The interim analysis revealed that atrasentan treatment led to a 36.1% reduction in proteinuria at 36 weeks, a statistically significant improvement over placebo.

Atrasentan’s safety profile in the trial was deemed favourable, aligning with previous data.

Proteinuria reduction is a key surrogate marker for delaying kidney failure and is often used to support accelerated regulatory approvals in IgAN clinical trials.

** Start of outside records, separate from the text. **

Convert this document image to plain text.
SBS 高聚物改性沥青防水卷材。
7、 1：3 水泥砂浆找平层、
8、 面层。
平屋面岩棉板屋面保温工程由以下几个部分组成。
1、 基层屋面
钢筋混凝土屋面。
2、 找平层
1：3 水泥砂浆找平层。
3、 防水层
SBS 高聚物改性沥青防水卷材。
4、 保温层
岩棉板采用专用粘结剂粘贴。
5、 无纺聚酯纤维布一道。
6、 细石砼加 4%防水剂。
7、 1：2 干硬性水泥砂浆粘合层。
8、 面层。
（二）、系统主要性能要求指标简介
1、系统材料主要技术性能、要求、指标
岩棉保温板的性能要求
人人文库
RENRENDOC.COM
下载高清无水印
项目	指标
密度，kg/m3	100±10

The company plans to make the US Food and Drug Administration (FDA) submission for atrasentan in IgAN indication in the first half of this year.

While the ALIGN study is ongoing and remains blinded, the final analysis, including the secondary endpoint and results from the exploratory cohort, is expected in 2026.

Novartis Cardiovascular, Renal and Metabolism Development Unit global head David Soergel said: “Atrasentan has the potential to help transform how IgAN is managed for many people living with this complex illness.

“Our multi-product IgAN portfolio aims to address the needs of a broad, heterogenous patient population with different modes of action to target distinct drivers of the disease, with the ultimate goal of improving patient care in this therapeutic area.”  

In April this year, the company reported pre-specified interim analysis data from the Phase III APPLAUSE-IgAN trial of Fabhalta (iptacopan) in IgAN patients.